This study provides for the first time both electrophysiological and morphological evidence for a post-synaptic GABAB-mediated activation of an inwardly rectifying K+ conductance (IK,ir) in guinea pig magnocellular neurones, including vasopressin neurones. While a previous study demonstrated the presence of GABAB receptor transcripts in the SON and PVN (Lu et al. 1999), the in situ hybridization in the present study demonstrates a strong expression of GABAB-R1 mRNA in immunocytochemically identified AVP-positive magnocellular neurones. In addition, we have also measured GABAB-R2 transcripts in AVP-positive magnocellular neurones. Both the R1 and R2 transcripts are required for a functional heterodimer receptor (Kaupmann et al. 1998a; White et al. 1998).

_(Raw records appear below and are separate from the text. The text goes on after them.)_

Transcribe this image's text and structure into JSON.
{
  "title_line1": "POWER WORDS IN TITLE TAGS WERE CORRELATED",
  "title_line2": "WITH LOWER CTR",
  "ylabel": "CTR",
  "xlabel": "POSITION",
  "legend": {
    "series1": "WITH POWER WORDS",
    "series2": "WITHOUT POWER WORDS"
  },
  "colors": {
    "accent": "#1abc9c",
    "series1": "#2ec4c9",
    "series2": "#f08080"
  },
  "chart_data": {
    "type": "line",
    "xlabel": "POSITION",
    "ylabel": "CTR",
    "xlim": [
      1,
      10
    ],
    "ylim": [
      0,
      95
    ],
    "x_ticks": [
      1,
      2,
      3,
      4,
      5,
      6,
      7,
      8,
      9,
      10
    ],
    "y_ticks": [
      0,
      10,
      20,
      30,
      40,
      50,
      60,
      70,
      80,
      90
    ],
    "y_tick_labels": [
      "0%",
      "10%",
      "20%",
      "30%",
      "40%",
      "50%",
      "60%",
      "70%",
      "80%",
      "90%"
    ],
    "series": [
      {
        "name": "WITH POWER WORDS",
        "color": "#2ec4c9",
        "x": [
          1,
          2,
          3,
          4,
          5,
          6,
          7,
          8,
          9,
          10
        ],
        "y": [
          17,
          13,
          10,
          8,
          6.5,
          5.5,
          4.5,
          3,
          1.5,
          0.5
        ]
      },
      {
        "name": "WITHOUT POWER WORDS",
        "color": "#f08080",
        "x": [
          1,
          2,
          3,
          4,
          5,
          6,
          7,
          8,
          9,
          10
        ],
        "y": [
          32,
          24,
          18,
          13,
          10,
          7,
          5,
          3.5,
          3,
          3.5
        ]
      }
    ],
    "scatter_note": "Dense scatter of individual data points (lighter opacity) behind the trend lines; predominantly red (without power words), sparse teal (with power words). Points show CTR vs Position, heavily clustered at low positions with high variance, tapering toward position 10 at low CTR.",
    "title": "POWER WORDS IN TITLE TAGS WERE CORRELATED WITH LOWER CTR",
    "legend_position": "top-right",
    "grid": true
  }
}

Previously, others have reported either pre-synaptic GABAB-mediated inhibition of both IPSPs and EPSPs or a post-synaptic inhibition of high-threshold Ca2+ currents in rat magnocellular neurones (Kombian et al. 1996; Kabashima et al. 1997; Ibrahim et al. 1998; Harayama et al. 1998; Kolaj et al. 2000). In the present study, we report a post-synaptic response via activation of the GABAB receptor. In 27 of 28 neurones recorded with sharp electrodes in the SON, and in all 33 cells recorded with whole-cell patch electrodes in the PVN, the application of the GABAB agonist baclofen induced a slow outward current that could be blocked by barium, and whose properties were consistent with the activation of IK,ir (Williams et al. 1988a,b; Hille, 2001). The actions of baclofen could also be blocked with the selective GABAB antagonist CGP 35348.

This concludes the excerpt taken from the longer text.